Customize Your Own Electric Guitar with CNC Machining
WayKen’s expertise in machining helped Raymond achieve the level of craftsmanship and quality he aspired to for his instrument.
Raymond, an archaeologist and art restorer, has always had a passion for music and played the electric guitar for many years. He aspires to have his own independent design. Raymond’s vision was to create an electric guitar that combined modern and traditional elements, and that was exceptionally strong, durable, and lightweight. After the design was completed, Raymond found WayKen to turn his design into reality.
At the core of this guitar is a meticulous fusion of contemporary and classical elements, resulting in showcases a sleek and modern aesthetic. It also needs to preserve the iconic features and tonal qualities of common guitars. WayKen reputation for precision and expertise in machining made us the perfect partner to help Raymond achieve this project.
Process: CNC milling
Surface Finish: deburring, machined surface (Ra0.8)
Material: 7075 aluminum alloy
Quantity: Prototype, 2 sets of 4 parts each
Lead Time: 13 days
3 Key Points for Successful Machining and Assembly
There are 3 key points in this project, the difficulty of machining the material itself, the deformation of the thin-walled structure, and the assembly of the part. Let’s see more details.
Effective Milling High-strength Aluminum 7075
7075 aluminum is a high-strength material, and one of its main characteristics is the high strength-to-weight ratio. This makes it ideal for use in applications where weight is a critical factor, but strength cannot be compromised. For example, the metal electric guitar in this project.
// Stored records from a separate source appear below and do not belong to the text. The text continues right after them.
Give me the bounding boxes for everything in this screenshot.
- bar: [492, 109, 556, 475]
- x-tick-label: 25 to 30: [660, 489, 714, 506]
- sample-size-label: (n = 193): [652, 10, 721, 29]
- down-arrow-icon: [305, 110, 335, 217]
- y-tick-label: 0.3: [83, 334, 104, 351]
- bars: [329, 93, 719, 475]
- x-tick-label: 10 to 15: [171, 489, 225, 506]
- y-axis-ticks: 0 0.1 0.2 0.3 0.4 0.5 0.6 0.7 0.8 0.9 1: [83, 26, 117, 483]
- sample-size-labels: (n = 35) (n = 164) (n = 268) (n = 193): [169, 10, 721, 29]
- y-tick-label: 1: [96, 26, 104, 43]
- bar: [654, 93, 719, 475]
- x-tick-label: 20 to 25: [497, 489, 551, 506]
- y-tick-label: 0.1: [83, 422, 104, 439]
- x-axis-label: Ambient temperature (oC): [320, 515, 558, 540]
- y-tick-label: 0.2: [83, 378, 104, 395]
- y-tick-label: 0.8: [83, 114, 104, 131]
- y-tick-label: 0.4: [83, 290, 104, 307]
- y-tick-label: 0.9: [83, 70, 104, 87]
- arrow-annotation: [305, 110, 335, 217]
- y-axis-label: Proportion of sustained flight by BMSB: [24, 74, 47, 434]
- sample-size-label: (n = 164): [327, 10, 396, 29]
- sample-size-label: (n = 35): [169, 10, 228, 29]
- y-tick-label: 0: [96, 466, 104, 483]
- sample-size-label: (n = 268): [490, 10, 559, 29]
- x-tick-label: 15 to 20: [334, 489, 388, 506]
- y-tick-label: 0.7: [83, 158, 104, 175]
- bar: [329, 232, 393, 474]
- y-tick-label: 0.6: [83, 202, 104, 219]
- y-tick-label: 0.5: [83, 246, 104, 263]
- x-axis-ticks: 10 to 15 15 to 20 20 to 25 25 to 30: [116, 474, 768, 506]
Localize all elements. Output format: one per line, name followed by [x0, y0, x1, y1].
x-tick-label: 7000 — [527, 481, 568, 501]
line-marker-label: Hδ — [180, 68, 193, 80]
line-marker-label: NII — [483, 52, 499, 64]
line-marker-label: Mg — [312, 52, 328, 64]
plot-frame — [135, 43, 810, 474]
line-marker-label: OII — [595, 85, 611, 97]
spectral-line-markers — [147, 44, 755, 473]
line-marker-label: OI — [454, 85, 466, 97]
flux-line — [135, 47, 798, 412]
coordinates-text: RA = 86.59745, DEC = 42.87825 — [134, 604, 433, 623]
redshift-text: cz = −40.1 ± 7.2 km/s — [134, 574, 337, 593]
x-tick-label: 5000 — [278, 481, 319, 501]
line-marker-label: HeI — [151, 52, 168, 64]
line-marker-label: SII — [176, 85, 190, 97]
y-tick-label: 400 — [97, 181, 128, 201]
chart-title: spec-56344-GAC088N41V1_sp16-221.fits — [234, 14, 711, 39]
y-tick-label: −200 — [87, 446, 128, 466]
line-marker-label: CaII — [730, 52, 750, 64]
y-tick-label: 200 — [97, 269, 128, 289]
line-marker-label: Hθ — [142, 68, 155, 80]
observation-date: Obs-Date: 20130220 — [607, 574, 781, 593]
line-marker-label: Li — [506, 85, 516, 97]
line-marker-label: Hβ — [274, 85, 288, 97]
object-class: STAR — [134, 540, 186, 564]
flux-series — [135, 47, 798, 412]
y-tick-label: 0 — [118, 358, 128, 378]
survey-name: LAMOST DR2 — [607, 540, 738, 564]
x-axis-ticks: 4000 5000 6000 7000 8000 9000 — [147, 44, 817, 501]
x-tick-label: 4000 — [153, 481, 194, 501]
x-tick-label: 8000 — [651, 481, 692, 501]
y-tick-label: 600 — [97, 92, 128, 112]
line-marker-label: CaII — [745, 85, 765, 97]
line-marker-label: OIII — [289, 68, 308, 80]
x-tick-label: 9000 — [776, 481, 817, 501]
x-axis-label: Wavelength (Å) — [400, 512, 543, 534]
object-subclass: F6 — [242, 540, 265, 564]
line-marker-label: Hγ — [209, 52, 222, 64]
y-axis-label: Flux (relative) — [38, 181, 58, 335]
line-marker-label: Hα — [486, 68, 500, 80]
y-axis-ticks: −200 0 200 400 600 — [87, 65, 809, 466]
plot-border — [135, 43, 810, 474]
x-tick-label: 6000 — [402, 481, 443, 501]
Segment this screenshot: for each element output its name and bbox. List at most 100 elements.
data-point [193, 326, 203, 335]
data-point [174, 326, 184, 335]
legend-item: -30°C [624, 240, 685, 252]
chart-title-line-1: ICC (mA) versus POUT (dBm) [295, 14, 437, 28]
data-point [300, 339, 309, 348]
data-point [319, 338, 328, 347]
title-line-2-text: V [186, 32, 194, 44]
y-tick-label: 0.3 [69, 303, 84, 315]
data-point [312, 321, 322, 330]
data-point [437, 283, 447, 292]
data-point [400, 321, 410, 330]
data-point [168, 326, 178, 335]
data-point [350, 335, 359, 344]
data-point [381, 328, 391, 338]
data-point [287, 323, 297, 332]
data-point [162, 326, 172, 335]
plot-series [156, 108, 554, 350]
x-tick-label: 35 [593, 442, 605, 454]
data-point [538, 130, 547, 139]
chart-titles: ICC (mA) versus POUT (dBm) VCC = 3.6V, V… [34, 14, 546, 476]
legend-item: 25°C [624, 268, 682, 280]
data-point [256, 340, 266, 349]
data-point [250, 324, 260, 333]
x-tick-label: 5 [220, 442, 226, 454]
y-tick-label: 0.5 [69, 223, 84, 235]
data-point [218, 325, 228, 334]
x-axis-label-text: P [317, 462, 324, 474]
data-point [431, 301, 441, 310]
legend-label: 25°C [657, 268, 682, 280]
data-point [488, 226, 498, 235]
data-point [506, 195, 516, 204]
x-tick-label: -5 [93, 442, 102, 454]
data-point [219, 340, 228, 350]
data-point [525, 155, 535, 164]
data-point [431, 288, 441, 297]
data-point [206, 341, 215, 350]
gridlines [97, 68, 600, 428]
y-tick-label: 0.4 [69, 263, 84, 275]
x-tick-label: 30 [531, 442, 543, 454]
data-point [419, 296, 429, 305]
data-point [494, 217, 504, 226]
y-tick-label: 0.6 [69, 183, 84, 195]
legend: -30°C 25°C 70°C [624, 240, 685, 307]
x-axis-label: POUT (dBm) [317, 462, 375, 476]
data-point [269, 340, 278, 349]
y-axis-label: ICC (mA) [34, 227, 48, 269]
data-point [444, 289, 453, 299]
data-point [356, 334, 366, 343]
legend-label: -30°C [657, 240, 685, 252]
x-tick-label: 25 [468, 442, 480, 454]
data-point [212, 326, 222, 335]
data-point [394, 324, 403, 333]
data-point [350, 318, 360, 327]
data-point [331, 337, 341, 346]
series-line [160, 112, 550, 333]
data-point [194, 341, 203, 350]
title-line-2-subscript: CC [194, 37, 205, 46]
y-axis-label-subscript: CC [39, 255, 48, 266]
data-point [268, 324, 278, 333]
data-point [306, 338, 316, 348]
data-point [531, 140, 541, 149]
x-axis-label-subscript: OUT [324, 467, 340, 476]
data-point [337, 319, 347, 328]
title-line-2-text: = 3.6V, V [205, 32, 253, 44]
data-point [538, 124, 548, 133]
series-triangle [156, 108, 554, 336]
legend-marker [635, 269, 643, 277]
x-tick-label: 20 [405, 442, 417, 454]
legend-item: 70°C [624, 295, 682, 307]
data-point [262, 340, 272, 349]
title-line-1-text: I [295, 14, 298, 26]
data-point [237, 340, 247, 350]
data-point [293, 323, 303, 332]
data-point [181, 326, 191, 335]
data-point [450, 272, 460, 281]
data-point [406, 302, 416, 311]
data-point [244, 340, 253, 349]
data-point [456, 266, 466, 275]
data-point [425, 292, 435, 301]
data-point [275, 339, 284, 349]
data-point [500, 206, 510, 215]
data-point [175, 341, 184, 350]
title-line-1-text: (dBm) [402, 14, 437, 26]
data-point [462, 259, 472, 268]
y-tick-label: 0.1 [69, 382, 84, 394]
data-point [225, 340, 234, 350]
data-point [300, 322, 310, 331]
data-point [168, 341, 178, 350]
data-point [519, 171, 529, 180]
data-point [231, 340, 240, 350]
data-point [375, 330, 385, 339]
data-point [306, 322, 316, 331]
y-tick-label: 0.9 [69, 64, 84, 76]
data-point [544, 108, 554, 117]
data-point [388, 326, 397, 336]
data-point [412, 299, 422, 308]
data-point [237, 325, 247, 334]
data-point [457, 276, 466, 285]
However, 7075 aluminum is also known for its difficulty in machining. It has a tendency to gall or peel during machining. Also, aluminum 7075 is prone to heat buildup, which can lead to warping or cracking during the milling process.
To overcome these challenges, WayKen used some strategies. One is to use high-lubricity cutting fluids. These fluids help to reduce friction and heat buildup, while also protecting the surface of the material from damage. Another is to use high-speed cutting tools. These tools are designed to reduce the amount of heat generated during the machining process, which helps to prevent warping and cracking.
Making the Part of Thin-walled Don’t Deform
One reason for the distortion of thin-walled parts during machining is the large size of the part. This is the case with the guitar body and headstock in this project. The body measures 438 x 322mm and is 2-3mm thick, and the headstock is 871 mm long and about 3mm thick. The other reason why thin-walled parts might deform during machining is due to the stresses that are generated during the cutting process. These stresses can cause the material to warp, twist, or buckle, resulting in a part that is out of tolerance or unusable.
One way of WayKen to prevent deformation is to use high-speed machining. This method not only reduces the amount of heat generated during cutting but also reduces the force applied to the material. Additionally, using specially designed cutting tools that are optimized for thin-walled aluminum parts.
Another strategy for controlling deformation is to use specialized work-holding and fixturing techniques. This can help to distribute the cutting forces more evenly across the surface of the part, reducing the risk of warping or buckling.
Ensuring the Right Tolerances for Guitar Part Assembly
The right tolerances are important for the assembly of parts. If the assembly tolerances are too loose, the guitar may have intonation issues or other performance problems. Conversely, if the tolerances are too tight, the parts may not fit together at all.
The project appears in two ways in terms of assembly. The first picture shows two parts both measuring 74mm, assembled with zero dimensions. The second picture shows that the internal part is 0.03mm larger than the external part, assembled with interference.
WayKen solved these problems in two ways. One is to reduce the internal dimensions and enlarge the external dimensions; the other is to take negative tolerances for the internal dimensions and positive tolerances for the external dimensions. In these ways, the guitar was ensured a smooth, accurate fit during the assembly process.
After Raymond received his metal guitar, he was satisfied and fine-tuned various parts of the instrument, such as the bridge and tuning pegs, to make sure it played well.
When it was finally time to play his electric guitar, Raymond was thrilled with the performance result and shared his joy with us. The aluminum 7075 gave the instrument a unique, modern, and industrial feel that was unlike any other guitar he had played before. The added strength and durability of the material also meant that the guitar could withstand the rigors of touring and performing.
In the meantime, Raymond brought his proud electric guitar to present it at the NAMM show near Los Angeles and received a lot of praise. WayKen is also happy for Raymond and hopes that his performance and music will be enjoyed by more and more people.